The executives said the committee will determine how trends from inpatient to outpatient care will be managed, and how specialized services will be delivered in rural communities, which will see an 11 percent increase in population by 2020. The study will also determine how to integrate changes in national healthcare policy and adjust to how medical services are reimbursed.
“As we survey the future landscape of healthcare, we recognize that health systems such as ours will face increasing challenges to enhancing clinical quality, assuring patient access and preserving financial strength,” said Shore Health System Board Chairman John Dillon.

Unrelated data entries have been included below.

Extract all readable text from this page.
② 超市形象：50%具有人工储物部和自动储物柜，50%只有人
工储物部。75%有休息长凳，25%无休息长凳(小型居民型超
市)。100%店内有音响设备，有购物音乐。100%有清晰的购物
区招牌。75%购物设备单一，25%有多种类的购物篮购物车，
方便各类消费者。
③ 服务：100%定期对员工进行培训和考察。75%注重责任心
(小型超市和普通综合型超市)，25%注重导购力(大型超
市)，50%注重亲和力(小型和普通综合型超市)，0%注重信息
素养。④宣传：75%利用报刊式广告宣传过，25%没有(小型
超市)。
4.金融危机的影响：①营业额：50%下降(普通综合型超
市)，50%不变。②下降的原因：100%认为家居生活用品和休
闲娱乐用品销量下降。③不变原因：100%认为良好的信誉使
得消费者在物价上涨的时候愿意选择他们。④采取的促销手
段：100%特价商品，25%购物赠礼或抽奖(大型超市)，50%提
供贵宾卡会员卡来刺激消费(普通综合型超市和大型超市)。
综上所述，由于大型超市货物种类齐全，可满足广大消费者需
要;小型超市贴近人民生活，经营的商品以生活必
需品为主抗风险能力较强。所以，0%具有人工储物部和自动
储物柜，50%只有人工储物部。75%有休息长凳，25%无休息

Dillon said all three hospitals will continue to operate as acute care facilities, and the Memorial Hospital in Easton will be replaced by a new modern regional medical center.
Effective January 1, 2012, physician reimbursement for Medicare and Medicaid is likely to fall by 27.4 percent unless Congress can agree on a temporary measure to stop the cuts, according to a recent press release from the American Medical Association.
Dr. Robert L. Henderson, MD., recently closed his ear, nose and throat practice in Chestertown after 30 years in the face of drastic cuts, according to a staffer at Henderson’s Clarksville, MD office. He said that a growing elderly population in Kent County will make it hard for any physician serving the elderly to maintain a practice over the long term. The staffer said cuts to Medicare and Medicaid were not the sole reason for closing Henderson’s practice, but “it weighed heavily in the decision to no longer provide care in Chestertown.” The staffer said there were no current plans to close the Clarksville office and that some patients from Kent County are making the drive to the western shore to see Dr. Henderson.
The Regionalization Study Committee will hold town meetings in February and March throughout the mid-shore region. Residents, medical staff, first responders, and state and local leaders will weigh in on the future of health care in the five counties, according Julianna L. Vallecillo, Director of Marketing and Public Relations for the Chester River Health System.
The Committee is expected to make its final recommendations by this summer.